I’m sure reading through all this may sound like I’m complaining…but I’m not. I’m just sharing our experience and give people an overall picture of what it’s like to go through a diagnosis like this. It’s overwhelming and scary and definitely impacts everyone in the family and all aspects of your life together.
The good news is, we make a great team. We’re both smart people and are willing to work hard together to figure things out, get our questions answered and experiment with various things to figure out what works best. We were already eating healthy and exercising so although I’ve had to make some adjustments in the kitchen, they’ve been fairly minor and overall, our lifestyles changes have been relatively minor and more adaptive versus a major diet and exercise overhaul.
The medication side has definitely been the most challenging for us. We’re still making changes and trying to figure out what works best to keep his blood sugar under control and we know there’s no instant fix. So far we’ve had to increase his dose of long-acting insulin, change his correction factor (carbs per unit insulin) and split his long-acting insulin in half to take it twice a day instead of just once because it was wearing off too quickly and causing his sugar to get way too high in the morning. We also learned that working out when his sugar was already high makes his sugar spike even higher, whereas if it’s normal, working out can make it drop.

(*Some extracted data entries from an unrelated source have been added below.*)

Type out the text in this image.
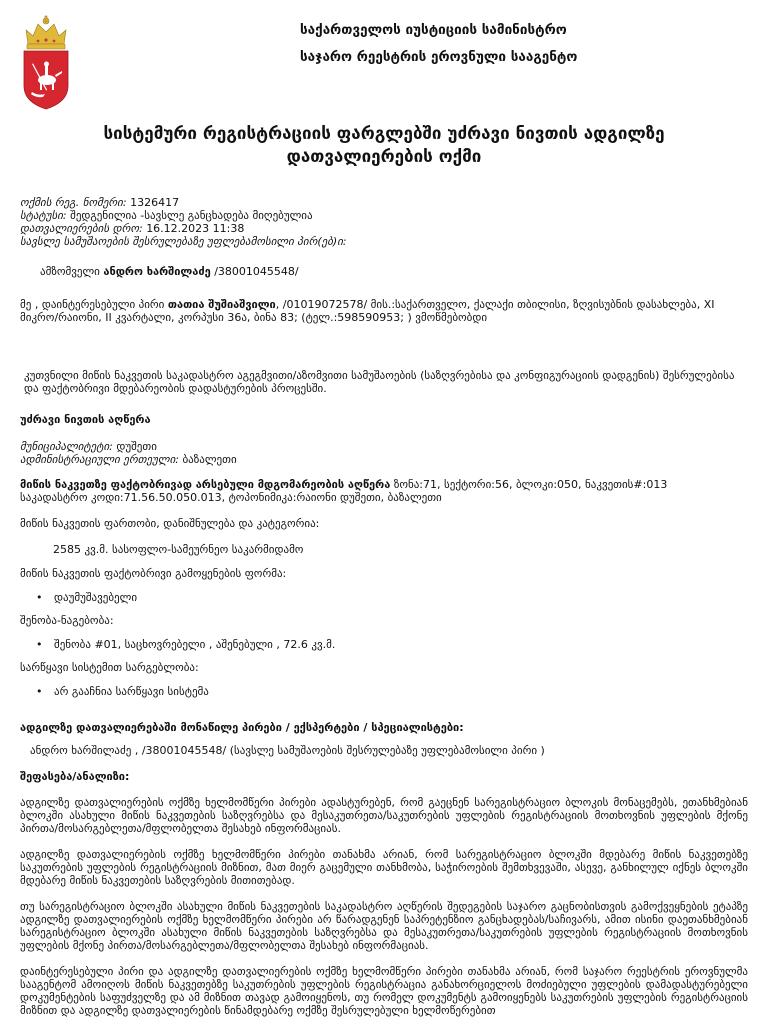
საქართველოს იუსტიციის სამინისტრო
საჯარო რეესტრის ეროვნული სააგენტო
სისტემური რეგისტრაციის ფარგლებში უძრავი ნივთის ადგილზე
დათვალიერების ოქმი
ოქმის რეგ. ნომერი: 1326417
სტატუსი: შედგენილია -სავსლე განცხადება მიღებულია
დათვალიერების დრო: 16.12.2023 11:38
სავსლე სამუშაოების შესრულებაზე უფლებამოსილი პირ(ებ)ი:
ამზომველი ანდრო ხარშილაძე /38001045548/
მე , დაინტერესებული პირი თათია შუშიაშვილი, /01019072578/ მის.:საქართველო, ქალაქი თბილისი, ზღვისუბნის დასახლება, XI მიკრო/რაიონი, II კვარტალი, კორპუსი 36ა, ბინა 83; (ტელ.:598590953; ) ვმოწმებობდი
კუთვნილი მიწის ნაკვეთის საკადასტრო აგეგმვითი/აზომვითი სამუშაოების (საზღვრებისა და კონფიგურაციის დადგენის) შესრულებისა და ფაქტობრივი მდებარეობის დადასტურების პროცესში.
უძრავი ნივთის აღწერა
მუნიციპალიტეტი: დუშეთი
ადმინისტრაციული ერთეული: ბაზალეთი
მიწის ნაკვეთზე ფაქტობრივად არსებული მდგომარეობის აღწერა ზონა:71, სექტორი:56, ბლოკი:050, ნაკვეთის#:013
საკადასტრო კოდი:71.56.50.050.013, ტოპონიმიკა:რაიონი დუშეთი, ბაზალეთი
მიწის ნაკვეთის ფართობი, დანიშნულება და კატეგორია:
2585 კვ.მ. სასოფლო-სამეურნეო საკარმიდამო
მიწის ნაკვეთის ფაქტობრივი გამოყენების ფორმა:
• დაუმუშავებელი
შენობა-ნაგებობა:
• შენობა #01, საცხოვრებელი , აშენებული , 72.6 კვ.მ.
სარწყავი სისტემით სარგებლობა:
• არ გააჩნია სარწყავი სისტემა
ადგილზე დათვალიერებაში მონაწილე პირები / ექსპერტები / სპეციალისტები:
ანდრო ხარშილაძე , /38001045548/ (სავსლე სამუშაოების შესრულებაზე უფლებამოსილი პირი )
შეფასება/ანალიზი:
ადგილზე დათვალიერების ოქმზე ხელმომწერი პირები ადასტურებენ, რომ გაეცნენ სარეგისტრაციო ბლოკის მონაცემებს, ეთანხმებიან ბლოკში ასახული მიწის ნაკვეთების საზღვრებსა და მესაკუთრეთა/საკუთრების უფლების რეგისტრაციის მოთხოვნის უფლების მქონე პირთა/მოსარგებლეთა/მფლობელთა შესახებ ინფორმაციას.
ადგილზე დათვალიერების ოქმზე ხელმომწერი პირები თანახმა არიან, რომ სარეგისტრაციო ბლოკში მდებარე მიწის ნაკვეთებზე საკუთრების უფლების რეგისტრაციის მიზნით, მათ მიერ გაცემული თანხმობა, საჭიროების შემთხვევაში, ასევე, განხილულ იქნეს ბლოკში მდებარე მიწის ნაკვეთების საზღვრების მითითებად.
თუ სარეგისტრაციო ბლოკში ასახული მიწის ნაკვეთების საკადასტრო აღწერის შედეგების საჯარო გაცნობისთვის გამოქვეყნების ეტაპზე ადგილზე დათვალიერების ოქმზე ხელმომწერი პირები არ წარადგენენ საპრეტენზიო განცხადებას/საჩივარს, ამით ისინი დაეთანხმებიან სარეგისტრაციო ბლოკში ასახული მიწის ნაკვეთების საზღვრებსა და მესაკუთრეთა/საკუთრების უფლების რეგისტრაციის მოთხოვნის უფლების მქონე პირთა/მოსარგებლეთა/მფლობელთა შესახებ ინფორმაციას.
დაინტერესებული პირი და ადგილზე დათვალიერების ოქმზე ხელმომწერი პირები თანახმა არიან, რომ საჯარო რეესტრის ეროვნულმა სააგენტომ ამოიღოს მიწის ნაკვეთებზე საკუთრების უფლების რეგისტრაცია განახორციელოს მოძიებული უფლების დამადასტურებელი დოკუმენტების საფუძველზე და ამ მიზნით თავად გამოიყენოს, თუ რომელ დოკუმენტს გამოიყენებს საკუთრების უფლების რეგისტრაციის მიზნით და ადგილზე დათვალიერების წინამდებარე ოქმზე შესრულებული ხელმოწერებით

Almost all the stuff we’re doing with the insulin has been based on our own research and with the help of Mary Ellen who has been invaluable in sharing both her clinical knowledge of diabetes and her first-hand experiences.
I’m sure there will be good days and bad days from here on out but we’ll face them together and do what we can to make the best of our new normal – life with Type 1 Diabetes. I’m forever grateful that my hubby is so level-headed and is facing this diagnosis with a positive attitude. He’s already conquered so many aspects of the disease and is willing to do whatever it takes to stay as healthy as possible for the future.
Thanks for letting me share our story! If you have any questions that I didn’t already answer, feel free to send them our way!